Time: 127:09
Distance: 19.45 miles
W/u: 31:54 for 4.18 miles
W/o: 10 mile tempo at MP or faster
C/d: 42:00 for 5.27 miles
After getting CPR certified I spent a relaxing afternoon at home trying to get fired up to run this workout. I needed to run well to know that the legs are still feeling fresh and to confirm that the training is going in the right direction. I mapped out a route near the Dowd YMCA that I would loop several times. Essentially, it was a roughly 1.80 mile loop that provided some uphills and downhills, a few turns and little traffic.
I warmed up from the house with my flats in hand. The plan was to first run to RFYL so that I could ditch the tights and change the shoes. I would then continue on to the corner of my starting point down by Latta Park. I didn't realize that the warm up was going to put me over 4 miles.
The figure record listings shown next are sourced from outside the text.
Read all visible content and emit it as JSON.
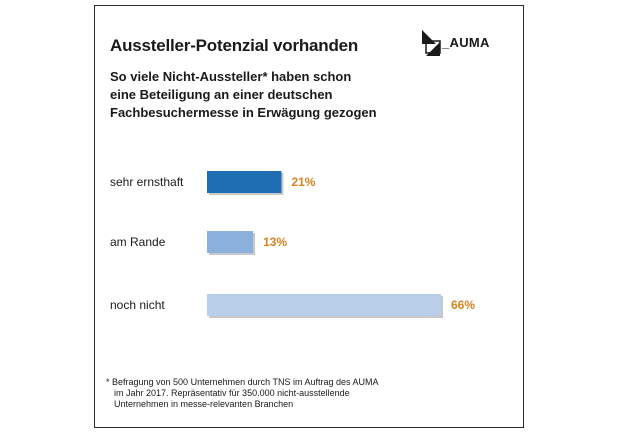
{
  "brand": {
    "logo_text": "_AUMA",
    "value_label_color": "#d9821e",
    "bar_colors": [
      "#1f6eb3",
      "#8bb0dc",
      "#b9cfe9"
    ],
    "bar_shadow_color": "#c8c8c8"
  },
  "chart_data": {
    "type": "bar",
    "orientation": "horizontal",
    "title": "Aussteller-Potenzial vorhanden",
    "subtitle": [
      "So viele Nicht-Aussteller* haben schon",
      "eine Beteiligung an einer deutschen",
      "Fachbesuchermesse in Erwägung gezogen"
    ],
    "categories": [
      "sehr ernsthaft",
      "am Rande",
      "noch nicht"
    ],
    "values": [
      21,
      13,
      66
    ],
    "value_labels": [
      "21%",
      "13%",
      "66%"
    ],
    "xlim": [
      0,
      66
    ],
    "grid": false,
    "footnote": [
      "* Befragung von 500 Unternehmen durch TNS im Auftrag des AUMA",
      "im Jahr 2017. Repräsentativ für 350.000 nicht-ausstellende",
      "Unternehmen in messe-relevanten Branchen"
    ]
  }
}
Oh well, these are the mistakes that I can make with marathon training.
Splits:
5:23, 5:22, 5:19, 5:22, 5:18,
5:25, 5:12, 5:24, 5:19, 5:12 for 53:15 total.
Man that was rough, but good. I felt very much in control throughout and fell into a nice rhythm along the loop. I focused on taking advantage of the downhills, and pressing on the uphill sections without losing form or going to the well. I was pleased at how I was able to maintain a consistent effort without letting the slow miles get to me. When I had a little more downhill on the section I split 5:12, when it was more difficult the split ended up being mid-5:20s. I had a good chat about this workout with Jeff and his comments reiterated that the training is going well.
I cooled down back to RFYL and then got lost as I attempted to find a shortcut back through Freedom Park. The miles really added up quickly this afternoon, but the body is still responding well.